Rulings are expected by the end of the month when the court traditionally concludes its nine-month term that begins in October. The court will also be issuing a slew of other rulings on hot-button issues, including former President Donald Trump’s claim of immunity from prosecution in his election interference case.
The next ruling day is Thursday.
The mifepristone case attracted nationwide attention last year when a federal judge in Texas issued a sweeping ruling completely invalidating the Food and Drug Administration’s approval of the pill, putting its availability in question.
The Supreme Court swiftly put that ruling on hold and the case has somewhat shrunk in scope while going through the appeals process.
The FDA’s approval of the drug is not before the court, only later decisions that made it easier to access, including the finding that made the drug available by mail.
At oral arguments, justices questioned whether the group of anti-abortion doctors who brought the challenge had legal standing simply because they object to abortion and in certain hypothetical situations could be required to give emergency room treatment to women suffering from complications as a result of taking the pill.
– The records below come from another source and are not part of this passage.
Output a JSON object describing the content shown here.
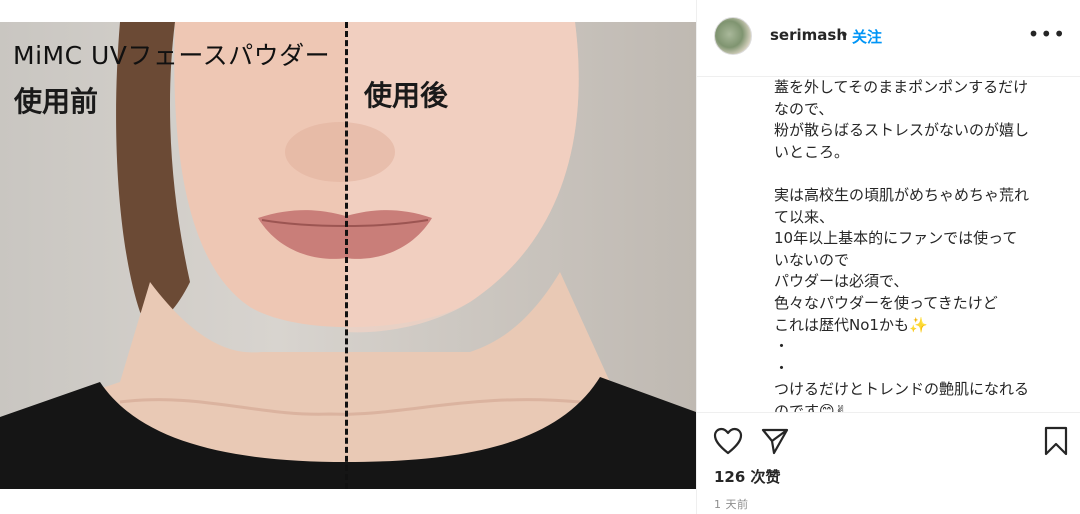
{
  "post": {
    "photo": {
      "title": "MiMC UVフェースパウダー",
      "label_before": "使用前",
      "label_after": "使用後"
    }
  },
  "header": {
    "username": "serimash",
    "separator": "•",
    "follow_label": "关注",
    "more_label": "•••"
  },
  "caption": {
    "lines": [
      "蓋を外してそのままポンポンするだけ",
      "なので、",
      "粉が散らばるストレスがないのが嬉し",
      "いところ。",
      "",
      "実は高校生の頃肌がめちゃめちゃ荒れ",
      "て以来、",
      "10年以上基本的にファンでは使って",
      "いないので",
      "パウダーは必須で、",
      "色々なパウダーを使ってきたけど",
      "これは歴代No1かも✨",
      "・",
      "・",
      "つけるだけとトレンドの艶肌になれる",
      "のです😊✌"
    ]
  },
  "actions": {
    "like_icon": "heart-icon",
    "share_icon": "paper-plane-icon",
    "save_icon": "bookmark-icon"
  },
  "likes": {
    "label": "126 次赞"
  },
  "time": {
    "label": "1 天前"
  }
}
The Idaho case hinges on whether Idaho’s abortion ban conflicts with a federal law called the Emergency Medical Treatment and Labor Act, or EMTALA.
The Biden administration says it does because the Idaho ban includes only a narrow exception to save the life of a pregnant woman. The administration argues that EMTALA requires more than that, meaning that doctors should be able to perform abortions in a broader array of emergencies in which a woman’s health is in danger even if she is not at imminent risk of death.
Idaho officials downplay the tension between the two laws, saying the federal law does not override a state’s own laws regulating health care.
The Supreme Court in January allowed Idaho to enforce its law, prompting the state’s St. Luke’s Health System to report that it has been required to airlift patients out of state in order for abortions to take place, out of concern that its doctors could be prosecuted.
A broad ruling in favor of Idaho would at minimum affect a handful of states that have similar abortion bans to Idaho’s that lack a health exception. Abortion is effectively banned in 14 states, but the laws differ in addressing the rare occasions when an abortion might be allowed to protect the health of the pregnant woman.
While abortion rights advocates are now hopeful they will win the mifepristone case on the standing issue, they fear a loss in the Idaho dispute and insist that such an outcome should not be viewed as the Supreme Court delivering some kind of compromise.
A ruling in favor of Idaho officials “would be a new low for the Supreme Court, regardless of whether they get a technical legal question correct in a different case that also happens to do with abortion,” said Alexa Kolbi-Molinas, a lawyer at the American Civil Liberties Union, which backs abortion rights advocates in both cases.
She pointed out that if the anti-abortion side loses in the mifepristone case on the standing question, the issue could yet return to the court with different plaintiffs who might have a better argument for standing, which might lead to a subsequent ruling on the merits of their claims.
“Even if we live to fight another day … we know that our opponents in this case are not done,” Kolbi-Molinas added.
ADF’s Campbell said he would assess each case separately if the court were to rule in favor of his side in the EMTALA case and against it on the FDA’s mifepristone regulations.
“I would consider the EMTALA decision a significant win and I would consider the FDA decision unfortunate,” he added.